By Blake Miller · Founder
Active party rental operator · Florida9 min read
The basic rule
The IRS lets you deduct any expense that is ordinary and necessary for running your business. "Ordinary" means common in your industry. "Necessary" means helpful and appropriate. For a party rental business, that bar is wide, but documentation is everything. Keep receipts, log mileage, and run business expenses through a dedicated business bank account and card.
Deductible categories
Below is a working checklist. Not every line applies to every business, and some have rules (vehicle deductions, home office, meals) that need a CPA's eye.
Equipment & Inventory
- Bounce houses, slides, combos
- Tables, chairs, linens
- Tents and weights
- Concession machines
- Generators and blowers
- Repair parts and patch kits
Vehicles & Delivery
- Box truck, van, or trailer payments
- Fuel and DEF
- Vehicle insurance
- Maintenance, tires, oil changes
- Tolls and parking
- Mileage on personal vehicle (standard rate)
Operating Costs
- Storage unit or warehouse rent
- Cleaning supplies and disinfectant
- Stakes, sandbags, tarps
- Gaffer tape, zip ties, tools
- Uniforms with logo
- Pressure washer / cleaning equipment
Insurance & Compliance
- General liability insurance
- Inland marine (equipment) coverage
- Workers' comp premiums
- Permits and inspections
- Business license fees
- Bonding fees
Marketing & Sales
- Website hosting and domain
- Booking software subscriptions
- Google / Facebook ads
- SEO and content services
- Print materials and signage
- Trade show booth and travel
Office & Admin
- Phone and internet (business use)
- Accounting software (QuickBooks, etc.)
- CRM and email tools
- Bank fees and merchant processing
- Legal and CPA fees
- Home office (if you qualify)
Labor & Training
- W-2 employee wages and payroll taxes
- 1099 contractor payments
- Employee health benefits
- Training, certifications, conferences
- Industry association dues
- Safety training (SIOTO, etc.)
Things that usually trip people up
- Meals: Generally 50% deductible, and only when you're traveling for business or meeting a client. Buying lunch for yourself between deliveries is not deductible.
- Clothing: Only deductible if it's branded or required uniform.

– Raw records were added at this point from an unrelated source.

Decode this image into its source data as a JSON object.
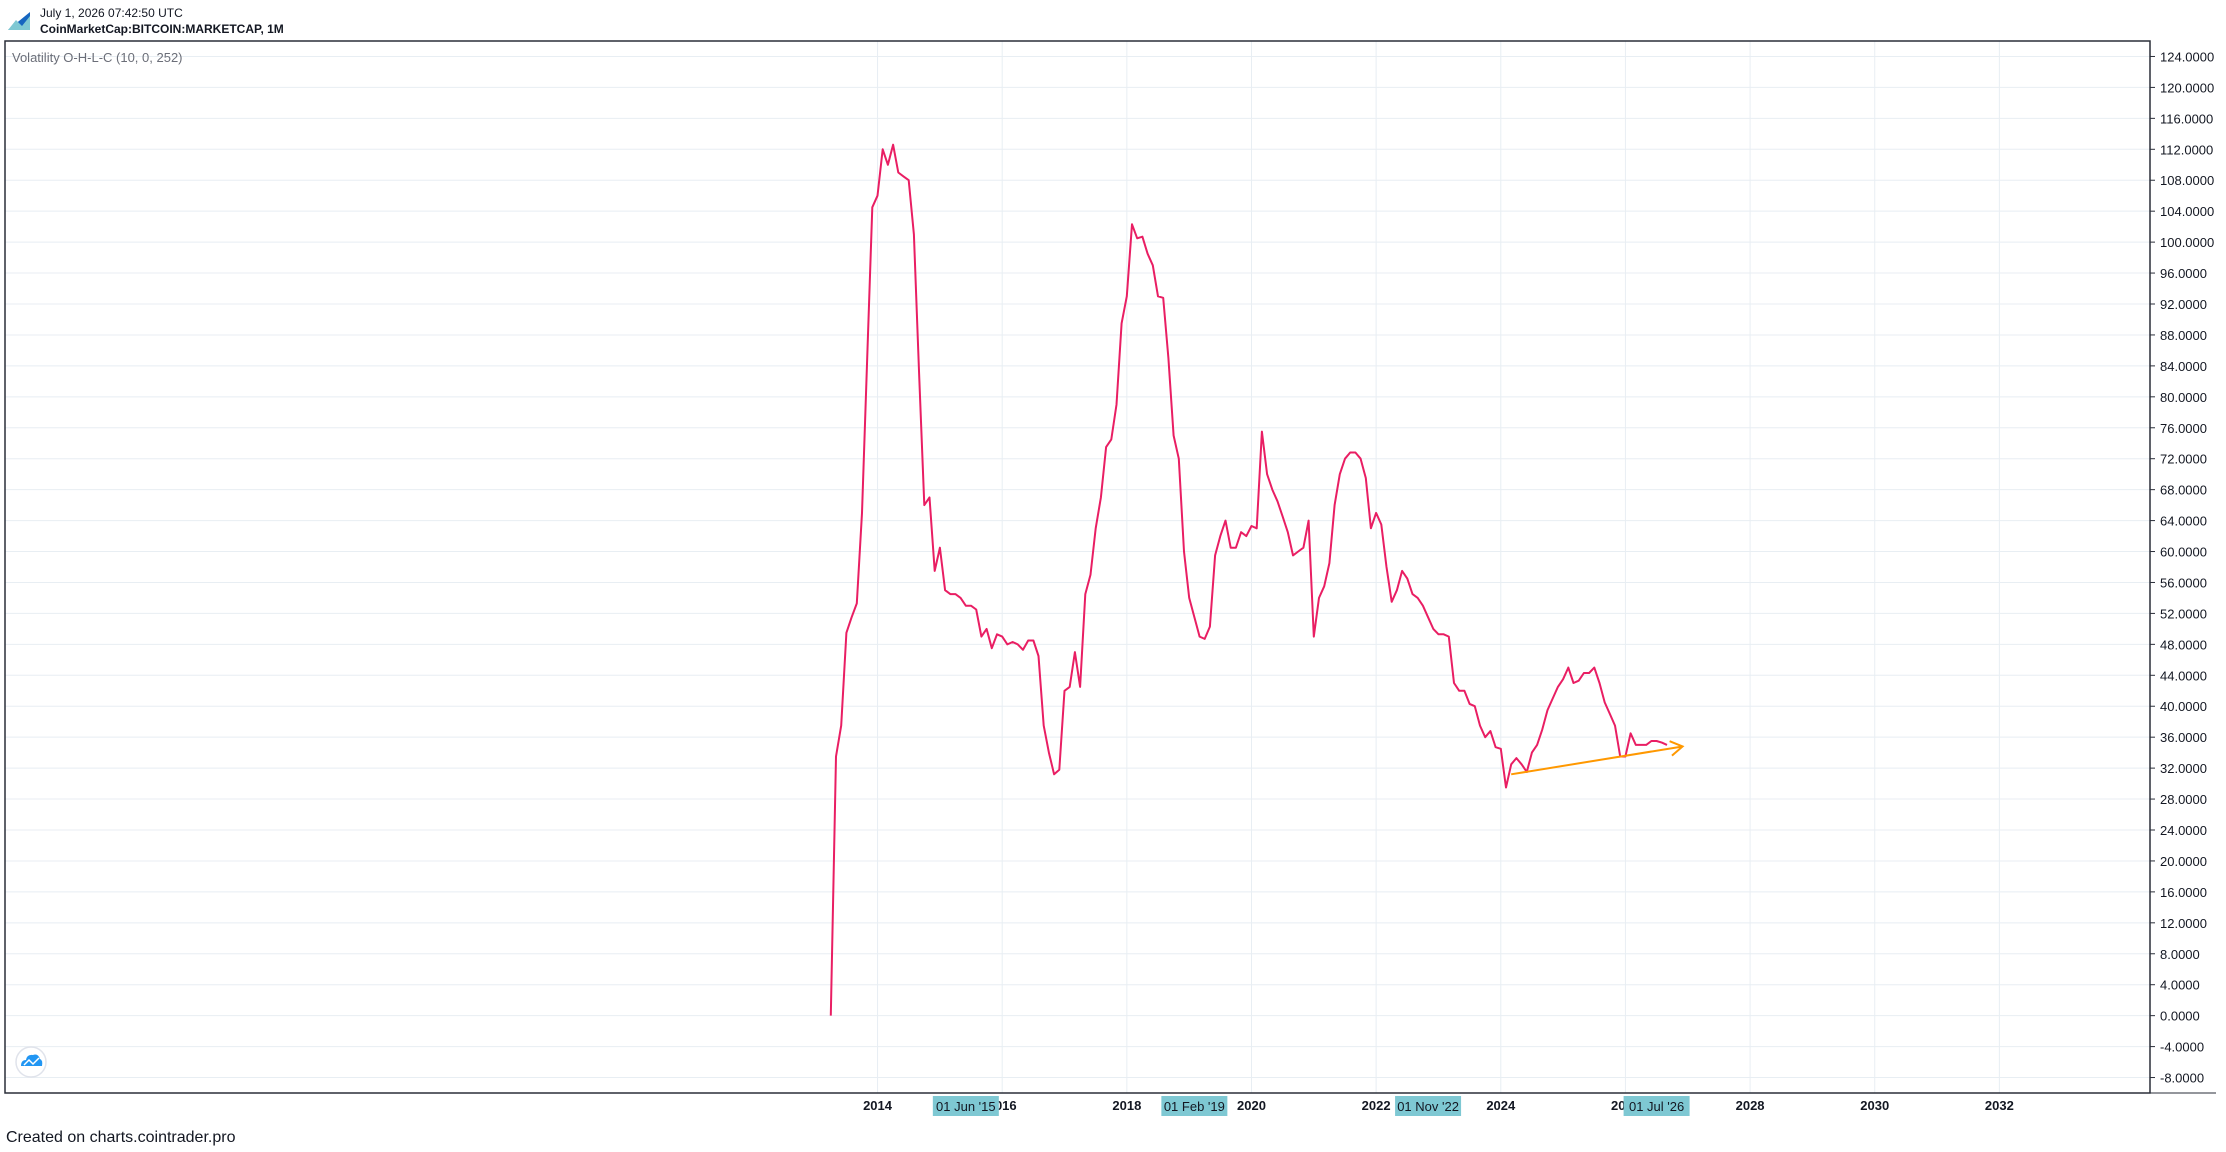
{
  "header": {
    "timestamp": "July 1, 2026 07:42:50 UTC",
    "symbol": "CoinMarketCap:BITCOIN:MARKETCAP, 1M"
  },
  "indicator_label": "Volatility O-H-L-C (10, 0, 252)",
  "footer": "Created on charts.cointrader.pro",
  "icons": {
    "logo": "cointrader-logo-icon",
    "watermark": "cointrader-cloud-icon"
  },
  "colors": {
    "series": "#e91e63",
    "trendline": "#ff9800",
    "marker_bg": "#7ec8d3",
    "grid": "#e8eef3"
  },
  "chart_data": {
    "type": "line",
    "title": "",
    "xlabel": "",
    "ylabel": "",
    "ylim": [
      -10,
      126
    ],
    "y_ticks": [
      "124.0000",
      "120.0000",
      "116.0000",
      "112.0000",
      "108.0000",
      "104.0000",
      "100.0000",
      "96.0000",
      "92.0000",
      "88.0000",
      "84.0000",
      "80.0000",
      "76.0000",
      "72.0000",
      "68.0000",
      "64.0000",
      "60.0000",
      "56.0000",
      "52.0000",
      "48.0000",
      "44.0000",
      "40.0000",
      "36.0000",
      "32.0000",
      "28.0000",
      "24.0000",
      "20.0000",
      "16.0000",
      "12.0000",
      "8.0000",
      "4.0000",
      "0.0000",
      "-4.0000",
      "-8.0000"
    ],
    "xlim": [
      "2000-01",
      "2034-06"
    ],
    "x_ticks": [
      "2014",
      "2016",
      "2018",
      "2020",
      "2022",
      "2024",
      "2026",
      "2028",
      "2030",
      "2032"
    ],
    "x_markers": [
      {
        "label": "01 Jun '15",
        "date": "2015-06"
      },
      {
        "label": "01 Feb '19",
        "date": "2019-02"
      },
      {
        "label": "01 Nov '22",
        "date": "2022-11"
      },
      {
        "label": "01 Jul '26",
        "date": "2026-07"
      }
    ],
    "grid": true,
    "series": [
      {
        "color": "#e91e63",
        "points": [
          [
            "2013-04",
            0
          ],
          [
            "2013-05",
            33.5
          ],
          [
            "2013-06",
            37.5
          ],
          [
            "2013-07",
            49.5
          ],
          [
            "2013-08",
            51.5
          ],
          [
            "2013-09",
            53.3
          ],
          [
            "2013-10",
            65
          ],
          [
            "2013-11",
            85
          ],
          [
            "2013-12",
            104.5
          ],
          [
            "2014-01",
            106
          ],
          [
            "2014-02",
            112
          ],
          [
            "2014-03",
            110
          ],
          [
            "2014-04",
            112.6
          ],
          [
            "2014-05",
            109
          ],
          [
            "2014-06",
            108.5
          ],
          [
            "2014-07",
            108
          ],
          [
            "2014-08",
            101
          ],
          [
            "2014-09",
            83
          ],
          [
            "2014-10",
            66
          ],
          [
            "2014-11",
            67
          ],
          [
            "2014-12",
            57.5
          ],
          [
            "2015-01",
            60.5
          ],
          [
            "2015-02",
            55
          ],
          [
            "2015-03",
            54.5
          ],
          [
            "2015-04",
            54.5
          ],
          [
            "2015-05",
            54
          ],
          [
            "2015-06",
            53
          ],
          [
            "2015-07",
            53
          ],
          [
            "2015-08",
            52.5
          ],
          [
            "2015-09",
            49
          ],
          [
            "2015-10",
            50
          ],
          [
            "2015-11",
            47.5
          ],
          [
            "2015-12",
            49.3
          ],
          [
            "2016-01",
            49
          ],
          [
            "2016-02",
            48
          ],
          [
            "2016-03",
            48.3
          ],
          [
            "2016-04",
            48
          ],
          [
            "2016-05",
            47.3
          ],
          [
            "2016-06",
            48.5
          ],
          [
            "2016-07",
            48.5
          ],
          [
            "2016-08",
            46.5
          ],
          [
            "2016-09",
            37.5
          ],
          [
            "2016-10",
            34
          ],
          [
            "2016-11",
            31.2
          ],
          [
            "2016-12",
            31.8
          ],
          [
            "2017-01",
            42
          ],
          [
            "2017-02",
            42.5
          ],
          [
            "2017-03",
            47
          ],
          [
            "2017-04",
            42.5
          ],
          [
            "2017-05",
            54.5
          ],
          [
            "2017-06",
            57
          ],
          [
            "2017-07",
            63
          ],
          [
            "2017-08",
            67
          ],
          [
            "2017-09",
            73.5
          ],
          [
            "2017-10",
            74.5
          ],
          [
            "2017-11",
            79
          ],
          [
            "2017-12",
            89.5
          ],
          [
            "2018-01",
            93
          ],
          [
            "2018-02",
            102.3
          ],
          [
            "2018-03",
            100.5
          ],
          [
            "2018-04",
            100.7
          ],
          [
            "2018-05",
            98.5
          ],
          [
            "2018-06",
            97
          ],
          [
            "2018-07",
            93
          ],
          [
            "2018-08",
            92.8
          ],
          [
            "2018-09",
            85
          ],
          [
            "2018-10",
            75
          ],
          [
            "2018-11",
            72
          ],
          [
            "2018-12",
            60
          ],
          [
            "2019-01",
            54
          ],
          [
            "2019-02",
            51.5
          ],
          [
            "2019-03",
            49
          ],
          [
            "2019-04",
            48.7
          ],
          [
            "2019-05",
            50.3
          ],
          [
            "2019-06",
            59.5
          ],
          [
            "2019-07",
            62
          ],
          [
            "2019-08",
            64
          ],
          [
            "2019-09",
            60.5
          ],
          [
            "2019-10",
            60.5
          ],
          [
            "2019-11",
            62.5
          ],
          [
            "2019-12",
            62
          ],
          [
            "2020-01",
            63.3
          ],
          [
            "2020-02",
            63
          ],
          [
            "2020-03",
            75.5
          ],
          [
            "2020-04",
            70
          ],
          [
            "2020-05",
            68
          ],
          [
            "2020-06",
            66.5
          ],
          [
            "2020-07",
            64.5
          ],
          [
            "2020-08",
            62.5
          ],
          [
            "2020-09",
            59.5
          ],
          [
            "2020-10",
            60
          ],
          [
            "2020-11",
            60.5
          ],
          [
            "2020-12",
            64
          ],
          [
            "2021-01",
            49
          ],
          [
            "2021-02",
            54
          ],
          [
            "2021-03",
            55.5
          ],
          [
            "2021-04",
            58.5
          ],
          [
            "2021-05",
            66
          ],
          [
            "2021-06",
            70
          ],
          [
            "2021-07",
            72
          ],
          [
            "2021-08",
            72.8
          ],
          [
            "2021-09",
            72.8
          ],
          [
            "2021-10",
            72
          ],
          [
            "2021-11",
            69.5
          ],
          [
            "2021-12",
            63
          ],
          [
            "2022-01",
            65
          ],
          [
            "2022-02",
            63.5
          ],
          [
            "2022-03",
            58
          ],
          [
            "2022-04",
            53.5
          ],
          [
            "2022-05",
            55
          ],
          [
            "2022-06",
            57.5
          ],
          [
            "2022-07",
            56.5
          ],
          [
            "2022-08",
            54.5
          ],
          [
            "2022-09",
            54
          ],
          [
            "2022-10",
            53
          ],
          [
            "2022-11",
            51.5
          ],
          [
            "2022-12",
            50
          ],
          [
            "2023-01",
            49.3
          ],
          [
            "2023-02",
            49.3
          ],
          [
            "2023-03",
            49
          ],
          [
            "2023-04",
            43
          ],
          [
            "2023-05",
            42
          ],
          [
            "2023-06",
            42
          ],
          [
            "2023-07",
            40.3
          ],
          [
            "2023-08",
            40
          ],
          [
            "2023-09",
            37.5
          ],
          [
            "2023-10",
            36
          ],
          [
            "2023-11",
            36.8
          ],
          [
            "2023-12",
            34.7
          ],
          [
            "2024-01",
            34.5
          ],
          [
            "2024-02",
            29.5
          ],
          [
            "2024-03",
            32.5
          ],
          [
            "2024-04",
            33.3
          ],
          [
            "2024-05",
            32.5
          ],
          [
            "2024-06",
            31.5
          ],
          [
            "2024-07",
            34
          ],
          [
            "2024-08",
            35
          ],
          [
            "2024-09",
            37
          ],
          [
            "2024-10",
            39.5
          ],
          [
            "2024-11",
            41
          ],
          [
            "2024-12",
            42.5
          ],
          [
            "2025-01",
            43.5
          ],
          [
            "2025-02",
            45
          ],
          [
            "2025-03",
            43
          ],
          [
            "2025-04",
            43.3
          ],
          [
            "2025-05",
            44.3
          ],
          [
            "2025-06",
            44.3
          ],
          [
            "2025-07",
            45
          ],
          [
            "2025-08",
            43
          ],
          [
            "2025-09",
            40.5
          ],
          [
            "2025-10",
            39
          ],
          [
            "2025-11",
            37.5
          ],
          [
            "2025-12",
            33.5
          ],
          [
            "2026-01",
            33.5
          ],
          [
            "2026-02",
            36.5
          ],
          [
            "2026-03",
            35
          ],
          [
            "2026-04",
            35
          ],
          [
            "2026-05",
            35
          ],
          [
            "2026-06",
            35.5
          ],
          [
            "2026-07",
            35.5
          ],
          [
            "2026-08",
            35.3
          ],
          [
            "2026-09",
            35
          ]
        ]
      }
    ],
    "trendline": {
      "color": "#ff9800",
      "start": [
        "2024-03",
        31.2
      ],
      "end": [
        "2026-12",
        34.8
      ],
      "arrow": true
    }
  }
}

Plain jeans and t-shirts you also wear personally don't count.
- Personal vehicle: You must pick standard mileage OR actual expenses for the life of the vehicle. Track every mile with an app from day one.
- Home office: The space must be used regularly and exclusively for business. The "exclusively" part is where most people fail.
- Equipment over ~$2,500: Usually has to be capitalized and depreciated (or expensed under Section 179). See the next article.
Educational only, not tax advice
This article is general information for party rental business owners. Tax law changes frequently, varies by state and entity type, and depends on your specific situation. Before making any decision based on what you read here, talk to a licensed CPA or tax professional who understands small business and equipment-heavy operations.